Yeni dönemde anti-küreselci hareketler, meydan işgalleri, Avrupa’yı saran sınıf ve kitle hareketleri kent merkezli gelişti. Kentler uzun bir sessizlikten sonra piyasanın ve iktidarların tahakkümüne karşı, isyanın sesi oldu.
Arap isyanları kentlerin ve kent meydanlarının sistemi bloke ve felç etmede olağanüstü gücünü gösterdi.
İstanbul Ayaklanması bu pratikleri bir adım ileriye taşıdı. Kent isyanlarına yeni bir boyut ve zenginlik kattı. Hatta yeni dönemin isyan biçimlerine örnek oluşturdu. İstanbul Ayaklanması yeni dönemdeki (Arap İsyanları, meydan işgalleri ve Avrupa’yı saran sınıf ve kitle hareketlerinden) eylem ve direniş biçimlerinden esinlendi, ilham aldı. Ama bu pratikleri aşan, yeni bir pratik oldu. İstanbul Ayaklanması kent isyanlarında yeni bir eşik olarak dikkat çekti. Hatta özellikle Türkiye açısından bundan sonra gelecek, yeni ve daha sarsıcı ayaklanmalara prova ve laboratuvar işlevi gördü.
İstanbul direnişin ve ayaklanmanın içinde kavganın ve isyanın başşehrine dönüştü. Bir nevi asi bir şehir, bir direniş şehri oldu.

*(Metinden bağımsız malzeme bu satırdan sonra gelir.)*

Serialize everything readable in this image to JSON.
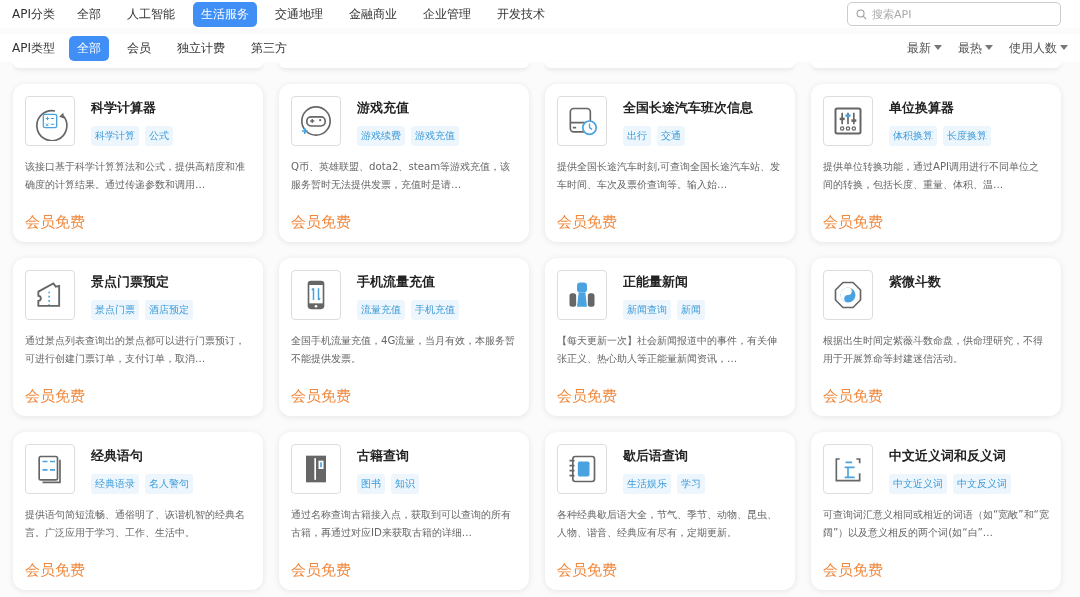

İstanbul Ayaklanması, ayaklanmanın senkronize kent ayaklanmalarına dönüşmesiyle dikkat çekici bir deneyim yarattı. Özellikle Ankara, Adana, İzmir ve Dersim ayaklanma merkezlerine dönüştü. Ankara ve Adana’da bazen İstanbul’dan daha sert çatışmalar yaşandı. Öte yandan geniş kitle mobilizasyonlarıyla onlarca kent merkezi bloke oldu. Direnç ve isyanın ruhu kolektif bir ruh haline dönüştü.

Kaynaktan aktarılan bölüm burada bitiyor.